Кто-то — может быть Таня, а может Глорочка — шагнул к нему, тронул за плечо:
— Алексей, слышишь? Вставай скорей, Алексей Александрович…
— Ну? — Маркевич поднял голову, открыл глаза. Возле него, широко расставив ноги и придерживаясь одной рукой за край дивана, стоял Семен Лагутин. Лицо у штурмана бледное, в глазах тревога. — ты что, Сеня? Что случилось?
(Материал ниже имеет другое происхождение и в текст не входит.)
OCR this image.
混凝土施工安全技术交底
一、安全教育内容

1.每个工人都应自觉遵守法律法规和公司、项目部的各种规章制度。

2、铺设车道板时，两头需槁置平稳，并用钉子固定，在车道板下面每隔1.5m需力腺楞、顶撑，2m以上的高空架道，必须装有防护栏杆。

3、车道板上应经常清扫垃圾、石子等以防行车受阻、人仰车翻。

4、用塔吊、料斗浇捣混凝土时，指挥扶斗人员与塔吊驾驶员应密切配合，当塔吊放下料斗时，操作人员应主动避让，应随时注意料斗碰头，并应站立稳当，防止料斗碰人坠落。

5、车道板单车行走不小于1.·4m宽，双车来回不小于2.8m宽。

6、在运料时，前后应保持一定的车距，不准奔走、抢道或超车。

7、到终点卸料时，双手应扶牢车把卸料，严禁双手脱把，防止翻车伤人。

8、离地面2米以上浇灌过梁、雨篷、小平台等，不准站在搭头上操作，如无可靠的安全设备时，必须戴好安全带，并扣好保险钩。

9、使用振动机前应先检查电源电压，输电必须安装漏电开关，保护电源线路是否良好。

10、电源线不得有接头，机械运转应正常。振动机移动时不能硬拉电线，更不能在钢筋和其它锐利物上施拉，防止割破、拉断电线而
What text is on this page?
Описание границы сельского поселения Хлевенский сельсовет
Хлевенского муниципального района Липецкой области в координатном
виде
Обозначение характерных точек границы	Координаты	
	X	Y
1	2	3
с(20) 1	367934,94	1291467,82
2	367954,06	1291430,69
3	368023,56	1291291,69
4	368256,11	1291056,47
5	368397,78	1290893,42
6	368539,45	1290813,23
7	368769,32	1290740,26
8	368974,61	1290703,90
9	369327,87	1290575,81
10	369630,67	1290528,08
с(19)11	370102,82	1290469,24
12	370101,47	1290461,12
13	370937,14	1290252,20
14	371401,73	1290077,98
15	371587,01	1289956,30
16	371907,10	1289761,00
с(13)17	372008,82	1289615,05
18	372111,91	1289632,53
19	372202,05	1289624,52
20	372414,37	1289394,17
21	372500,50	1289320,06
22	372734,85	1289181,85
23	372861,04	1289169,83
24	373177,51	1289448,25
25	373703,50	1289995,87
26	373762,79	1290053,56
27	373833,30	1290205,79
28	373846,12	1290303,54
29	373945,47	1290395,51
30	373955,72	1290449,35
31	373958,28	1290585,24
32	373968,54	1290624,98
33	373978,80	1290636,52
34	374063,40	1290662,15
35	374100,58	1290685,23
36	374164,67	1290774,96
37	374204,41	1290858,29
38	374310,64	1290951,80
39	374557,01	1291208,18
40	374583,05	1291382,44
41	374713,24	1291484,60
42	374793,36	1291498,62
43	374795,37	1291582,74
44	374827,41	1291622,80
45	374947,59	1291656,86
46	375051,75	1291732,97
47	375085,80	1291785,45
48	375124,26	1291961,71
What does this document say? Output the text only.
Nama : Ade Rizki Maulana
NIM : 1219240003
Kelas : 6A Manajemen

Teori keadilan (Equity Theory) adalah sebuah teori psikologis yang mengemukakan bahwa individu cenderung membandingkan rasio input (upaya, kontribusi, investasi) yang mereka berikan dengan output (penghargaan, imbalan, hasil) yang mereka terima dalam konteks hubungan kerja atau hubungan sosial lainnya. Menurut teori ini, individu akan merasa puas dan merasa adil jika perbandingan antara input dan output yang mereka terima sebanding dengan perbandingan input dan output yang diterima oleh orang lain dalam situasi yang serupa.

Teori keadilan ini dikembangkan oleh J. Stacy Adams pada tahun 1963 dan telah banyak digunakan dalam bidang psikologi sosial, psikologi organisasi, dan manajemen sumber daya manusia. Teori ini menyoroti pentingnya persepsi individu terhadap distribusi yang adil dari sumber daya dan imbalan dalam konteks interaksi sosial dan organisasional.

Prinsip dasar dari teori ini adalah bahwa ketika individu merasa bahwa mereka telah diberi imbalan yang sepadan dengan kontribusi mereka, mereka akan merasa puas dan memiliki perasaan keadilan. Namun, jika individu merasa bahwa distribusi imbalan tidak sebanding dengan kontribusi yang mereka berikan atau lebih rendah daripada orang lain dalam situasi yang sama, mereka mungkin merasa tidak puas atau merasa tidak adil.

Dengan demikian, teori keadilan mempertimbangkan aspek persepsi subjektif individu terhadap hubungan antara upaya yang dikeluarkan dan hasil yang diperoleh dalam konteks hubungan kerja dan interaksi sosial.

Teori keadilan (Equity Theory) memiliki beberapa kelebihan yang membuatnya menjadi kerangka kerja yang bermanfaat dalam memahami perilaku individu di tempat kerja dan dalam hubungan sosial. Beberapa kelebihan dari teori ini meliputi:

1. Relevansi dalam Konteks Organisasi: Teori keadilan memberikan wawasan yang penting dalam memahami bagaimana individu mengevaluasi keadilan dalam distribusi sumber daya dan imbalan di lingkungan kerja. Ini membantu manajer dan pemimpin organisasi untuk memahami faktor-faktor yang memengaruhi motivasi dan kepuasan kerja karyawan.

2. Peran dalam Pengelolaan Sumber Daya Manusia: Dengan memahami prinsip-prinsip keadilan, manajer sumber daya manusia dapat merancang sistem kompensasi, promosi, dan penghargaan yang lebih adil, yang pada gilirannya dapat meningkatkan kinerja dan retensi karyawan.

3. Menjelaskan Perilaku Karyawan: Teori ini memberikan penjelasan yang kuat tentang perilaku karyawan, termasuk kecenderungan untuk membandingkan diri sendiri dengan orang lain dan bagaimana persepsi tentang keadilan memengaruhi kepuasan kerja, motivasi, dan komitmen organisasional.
— Давай на мостик, Алексей. Ведерников заболел, а там такое творится…
— Беги, я сейчас!
Он понял, что может твориться, уже потому, как перед глазами ходуном ходила вся каюта. Немалых трудов стоило поймать сапоги, ускользающие от рук, натянуть их на ноги, не свалиться, пробираясь по коридору на палубу. Ветер встретил его таким свирепыми ударами, сто пришлось изо всех сил цепляться за поручни, иначе сбросит за борт. А когда добрался до мостика и поглядел на море вокруг, на мгновение стало страшно, такие огромные волны катились с норд-оста, грозя задавить, задушить, потопить пароход. Одна за другой обрушивались они на корму, скрывая под собой и полуют, и ящики с грузом на кормовых палубах. Казалось — еще, еще такая волна, и судну не выправиться, так и уйдет на дно кормою вперед.